About half of the beers contained 5.2 percent alcohol, the rest were non-alcoholic.
However, there was no control group.
Volunteers were told not to change what they normally ate or drank during the study or the way they exercised.
At the end of the experiment, there was no visible difference in the weight, fat mass or cholesterol levels of the men.
Analysis of fecal samples – taken before and after the study – showed that they had a higher number of bacteria in their gut.
Both groups had a similar increase, close to 7 percent.
Researchers said the study showed that consuming one bottle of beer, regardless of alcohol content, can be beneficial for men’s gut health.
Although the study only looked at lager, all types of beer are expected to have the same effect on the microbiome.
The authors said that beers with higher amounts of yeast, such as unfiltered beers, may have an even greater effect.
Beer is thought to improve the microbiome — the collection of bacteria and fungi that live in us — because it contains polyphenols.
The NHS recommends adults drink no more than 14 units a week – that’s 14 single shots of spirits or six pints of beer or a bottle and a half of wine
These are micronutrients that occur naturally in plants and beer is the only source of hop polyphenols in the human diet.
Hops are used almost exclusively by the beer production industry to give beers their distinctive aromas and bitterness, especially in Indian pale ales.
The polyphenols are thought to be able to reach the stomach, where they can help determine which bacteria thrive.
The researchers said, “Reduced bacterial diversity has been linked to diabetes and cardiovascular disease.”
But heavy drinking is incredibly dangerous, with studies suggesting that just a glass of wine or a pint of beer every night in middle age can age your brain by two years.
Alcohol abuse is associated with various cancers, liver disease, pancreatitis, heart failure and brain damage.
The NHS recommends that adults drink no more than 14 units a week – six pints of beer or one and a half bottles of wine.
The research is published in the Journal of Agricultural and Food Chemistry†
DO YOU DRINK TOO MUCH ALCOHOL? THE 10 QUESTIONS THAT REVEAL YOUR RISK
A screening tool commonly used by medical professionals is the AUDIT (Alcohol Use Disorders Identification Tests). The 10-question test was developed in collaboration with the World Health Organization and is considered the gold standard for determining whether someone has problems with alcohol abuse.
The test is reproduced here with permission from the WHO.

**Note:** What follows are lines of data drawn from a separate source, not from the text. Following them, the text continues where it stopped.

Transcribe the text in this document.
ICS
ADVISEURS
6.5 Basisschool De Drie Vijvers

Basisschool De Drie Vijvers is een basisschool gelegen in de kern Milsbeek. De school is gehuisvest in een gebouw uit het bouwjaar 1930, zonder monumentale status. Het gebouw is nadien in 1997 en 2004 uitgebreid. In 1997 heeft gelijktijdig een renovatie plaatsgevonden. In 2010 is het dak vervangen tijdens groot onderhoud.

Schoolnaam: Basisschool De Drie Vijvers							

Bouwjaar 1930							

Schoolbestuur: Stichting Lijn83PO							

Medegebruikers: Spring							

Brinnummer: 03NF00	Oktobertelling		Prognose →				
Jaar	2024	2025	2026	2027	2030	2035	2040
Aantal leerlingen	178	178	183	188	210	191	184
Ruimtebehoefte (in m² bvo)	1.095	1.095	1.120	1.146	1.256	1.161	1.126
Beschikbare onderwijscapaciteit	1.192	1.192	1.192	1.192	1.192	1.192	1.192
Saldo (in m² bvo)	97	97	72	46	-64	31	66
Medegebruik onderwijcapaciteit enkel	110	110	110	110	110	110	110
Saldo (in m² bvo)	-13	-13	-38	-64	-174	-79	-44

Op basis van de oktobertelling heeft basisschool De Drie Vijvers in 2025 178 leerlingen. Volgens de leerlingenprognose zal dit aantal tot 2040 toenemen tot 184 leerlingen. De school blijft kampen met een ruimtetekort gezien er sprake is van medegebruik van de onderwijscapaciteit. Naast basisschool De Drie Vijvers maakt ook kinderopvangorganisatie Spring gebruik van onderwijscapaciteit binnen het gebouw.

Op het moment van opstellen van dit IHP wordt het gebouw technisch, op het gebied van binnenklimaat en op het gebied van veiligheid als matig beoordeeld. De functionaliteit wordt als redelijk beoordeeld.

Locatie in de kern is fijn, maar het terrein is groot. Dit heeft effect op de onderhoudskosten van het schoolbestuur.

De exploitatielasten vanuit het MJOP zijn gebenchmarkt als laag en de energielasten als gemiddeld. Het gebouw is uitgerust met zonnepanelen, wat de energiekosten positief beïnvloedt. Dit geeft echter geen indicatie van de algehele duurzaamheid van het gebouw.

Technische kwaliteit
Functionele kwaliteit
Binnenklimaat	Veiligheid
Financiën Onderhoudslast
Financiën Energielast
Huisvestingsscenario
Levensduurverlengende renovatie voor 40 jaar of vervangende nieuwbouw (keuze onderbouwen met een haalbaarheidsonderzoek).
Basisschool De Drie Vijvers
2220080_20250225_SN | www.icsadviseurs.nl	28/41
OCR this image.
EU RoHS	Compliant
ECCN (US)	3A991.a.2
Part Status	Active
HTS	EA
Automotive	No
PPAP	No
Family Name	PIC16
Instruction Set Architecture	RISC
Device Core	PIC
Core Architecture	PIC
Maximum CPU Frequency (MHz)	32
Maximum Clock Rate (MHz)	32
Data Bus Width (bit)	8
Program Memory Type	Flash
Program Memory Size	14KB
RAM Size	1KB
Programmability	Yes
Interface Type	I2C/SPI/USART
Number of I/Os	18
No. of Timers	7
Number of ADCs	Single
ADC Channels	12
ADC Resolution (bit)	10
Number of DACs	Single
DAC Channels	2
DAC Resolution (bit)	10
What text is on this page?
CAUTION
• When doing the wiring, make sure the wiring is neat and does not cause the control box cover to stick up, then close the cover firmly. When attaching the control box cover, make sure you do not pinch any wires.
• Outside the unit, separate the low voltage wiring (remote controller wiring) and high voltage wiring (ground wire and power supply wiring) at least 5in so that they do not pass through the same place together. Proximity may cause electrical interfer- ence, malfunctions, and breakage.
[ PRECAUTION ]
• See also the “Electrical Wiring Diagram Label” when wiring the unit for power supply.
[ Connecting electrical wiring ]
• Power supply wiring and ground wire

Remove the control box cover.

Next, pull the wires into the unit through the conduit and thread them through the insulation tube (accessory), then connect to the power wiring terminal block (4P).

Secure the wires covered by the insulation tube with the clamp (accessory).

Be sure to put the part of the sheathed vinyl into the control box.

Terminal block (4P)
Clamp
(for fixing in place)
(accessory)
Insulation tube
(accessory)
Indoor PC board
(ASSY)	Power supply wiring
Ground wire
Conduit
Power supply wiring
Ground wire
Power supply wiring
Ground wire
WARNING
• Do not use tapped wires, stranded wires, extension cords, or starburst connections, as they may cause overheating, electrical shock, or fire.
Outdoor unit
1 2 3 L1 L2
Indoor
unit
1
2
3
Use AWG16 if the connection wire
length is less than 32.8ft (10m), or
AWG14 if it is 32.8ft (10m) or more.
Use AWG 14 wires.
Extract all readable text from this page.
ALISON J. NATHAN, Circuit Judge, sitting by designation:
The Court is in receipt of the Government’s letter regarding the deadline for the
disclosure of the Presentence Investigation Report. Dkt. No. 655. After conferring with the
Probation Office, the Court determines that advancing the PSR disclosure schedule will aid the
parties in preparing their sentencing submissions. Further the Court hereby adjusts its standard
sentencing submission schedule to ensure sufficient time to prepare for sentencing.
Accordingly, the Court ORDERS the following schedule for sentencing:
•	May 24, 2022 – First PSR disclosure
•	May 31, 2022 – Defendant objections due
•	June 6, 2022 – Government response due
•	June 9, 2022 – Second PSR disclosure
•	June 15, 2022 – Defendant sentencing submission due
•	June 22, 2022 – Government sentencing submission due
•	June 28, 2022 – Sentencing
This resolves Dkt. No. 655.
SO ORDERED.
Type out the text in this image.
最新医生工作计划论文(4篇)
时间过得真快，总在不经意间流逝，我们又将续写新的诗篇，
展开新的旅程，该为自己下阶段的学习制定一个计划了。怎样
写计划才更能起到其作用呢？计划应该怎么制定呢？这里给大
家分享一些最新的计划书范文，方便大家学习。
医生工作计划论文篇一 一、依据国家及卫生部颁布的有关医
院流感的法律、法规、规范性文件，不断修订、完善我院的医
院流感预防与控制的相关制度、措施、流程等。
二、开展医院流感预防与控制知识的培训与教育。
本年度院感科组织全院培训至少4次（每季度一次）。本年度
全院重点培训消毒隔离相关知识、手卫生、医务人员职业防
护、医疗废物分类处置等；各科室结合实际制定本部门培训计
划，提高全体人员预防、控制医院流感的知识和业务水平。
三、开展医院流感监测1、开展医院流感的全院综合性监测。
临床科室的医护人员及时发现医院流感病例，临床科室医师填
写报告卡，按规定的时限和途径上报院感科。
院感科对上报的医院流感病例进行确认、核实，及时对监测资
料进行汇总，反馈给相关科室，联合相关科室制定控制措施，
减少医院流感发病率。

To complete it, answer each question and write down the corresponding score.
0-7: You are within the responsible drinking range and have a low risk of alcohol-related problems.
More than 8: Mention harmful or dangerous drinking.
8-15: Average risk level. If you drink at your current level, you risk developing problems with your health and your life in general, such as work and relationships. Consider decreasing (see below for tips).
16-19: Higher risk of complications from alcohol. Cutting back on your own can be difficult at this level, as you may be dependent, so you may need professional help from your GP and/or a counselor.
20 years and older: Possible dependence. Your alcohol use is already causing problems and you could very well be dependent. You should definitely consider stopping gradually or at least reducing your drinking. You should seek professional help to determine the extent of your dependence and the safest way to quit alcohol.
Severe dependence may require medically assisted withdrawal or detox in a hospital or specialist clinic. This is due to the likelihood of severe alcohol withdrawal symptoms in the first 48 hours requiring specialist treatment.